15. The method of claim 14, wherein said individual food slice is urged off of said first roller by at least one flexible band encircling said first roller in a circumferential groove.

16. The method of claim 14, wherein each of said first and second rollers include at least one circumferential groove disposed in the respective outer surfaces thereof and at least one flexible band disposed in said first and second roller circumferential grooves interconnecting said first and second rollers, said at least one flexible band urging said individual food slices off of said first roller outer surface food slice engaging portion.

17. The method of claim 14, wherein said succession of individual food slices are precooked food material slices.

18. The method of claim 17, wherein said precooked food material slices are meat food product slices.

19. The method of claim 14, wherein said succession of individual food slices are bacon slices.

20. The method of claim 14, further including the step of removing at least some fluids associated with said individual food slice and collecting the food slice fluids in a stationary member disposed within at least one of said two rollers.

21. The method of claim 20, further including the step of maintaining said stationary member at a temperature at which said food slice fluids are in a liquid state.

22. The method of claim 21, further including the step of periodically injecting steam into said stationary member.

23. The method of claim 14, further including the steps of:

releasing said vacuum drawn at said first roller food slice engaging portion when said individual food slice is urged off of said first roller; and

releasing said vacuum drawn at said second roller food slice engaging portion to deposit said individual food slice onto said second support member.

24. The method of claim 14, further including the step of rotating said first and second roller in unison by drive control means.

25. The method of claim 24, further including the step of stopping rotation of said first and second rollers when said first support surface no longer has any food slices thereon.

26. The method of claim 14, wherein said vacuum drawn on said first and second rollers exerts negative air pressure on each of said first and second roller outer surfaces and exerts a cooling effect on said individual food slices contacting said first and second roller outer surfaces.

27. The method of claim 14, wherein said first support member is a oven take-off band.

28. The method of claim 23, wherein said first and second rollers include a plurality of apertures disposed in said outer surfaces thereof, and wherein said vacuum drawn in at least one of said first and second rollers is released by blocking said apertures.

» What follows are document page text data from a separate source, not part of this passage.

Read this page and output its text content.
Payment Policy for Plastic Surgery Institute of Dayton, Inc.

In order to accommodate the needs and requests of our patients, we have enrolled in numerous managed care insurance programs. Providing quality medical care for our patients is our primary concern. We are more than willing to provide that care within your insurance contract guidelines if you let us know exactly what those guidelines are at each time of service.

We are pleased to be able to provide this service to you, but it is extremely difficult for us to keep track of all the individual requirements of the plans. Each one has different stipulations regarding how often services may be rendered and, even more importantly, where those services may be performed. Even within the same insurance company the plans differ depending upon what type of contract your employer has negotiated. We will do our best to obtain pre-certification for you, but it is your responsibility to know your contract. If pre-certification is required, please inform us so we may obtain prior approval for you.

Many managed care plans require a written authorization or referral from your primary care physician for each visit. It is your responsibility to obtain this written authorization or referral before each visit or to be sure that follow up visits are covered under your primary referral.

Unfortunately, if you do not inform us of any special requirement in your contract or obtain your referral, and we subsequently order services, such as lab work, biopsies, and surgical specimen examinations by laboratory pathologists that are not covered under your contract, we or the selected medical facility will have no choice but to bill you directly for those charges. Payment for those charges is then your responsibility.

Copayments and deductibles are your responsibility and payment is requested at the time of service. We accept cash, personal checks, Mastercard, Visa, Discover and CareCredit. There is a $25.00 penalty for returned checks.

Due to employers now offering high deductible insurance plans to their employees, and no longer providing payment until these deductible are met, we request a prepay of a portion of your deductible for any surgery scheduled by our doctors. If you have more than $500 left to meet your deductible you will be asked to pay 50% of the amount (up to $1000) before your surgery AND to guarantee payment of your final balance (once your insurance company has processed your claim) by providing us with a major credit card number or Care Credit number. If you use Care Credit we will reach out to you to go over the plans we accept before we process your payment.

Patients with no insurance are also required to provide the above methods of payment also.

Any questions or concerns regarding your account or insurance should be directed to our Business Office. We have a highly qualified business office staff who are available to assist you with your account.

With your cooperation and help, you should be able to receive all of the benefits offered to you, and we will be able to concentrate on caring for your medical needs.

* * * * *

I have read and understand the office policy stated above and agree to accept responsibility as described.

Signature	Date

29. The method of claim 14, wherein said individual food slice is deposited onto said second support member by releasing said vacuum drawn on said second roller.

30. A method for transferring food material slices from one slice support member to a second slice support member comprising the steps of:

providing first and second food slice contact members, each of the food slice contact members having an interior plenum through which a vacuum can be drawn;

drawing a vacuum through the first food slice contact member interior plenum and engaging a food slice on a predesignated slice engagement area of said first food slice contact member;

urging the food slice off of said first food slice contact member slice engagement area;

drawing a vacuum through said second food slice contact member interior plenum and engaging said food slice on a predesignated slice engagement area of said second food slice contact member; and

removing said food slice from said second food slice contact member and depositing said food slice on the second slice support member.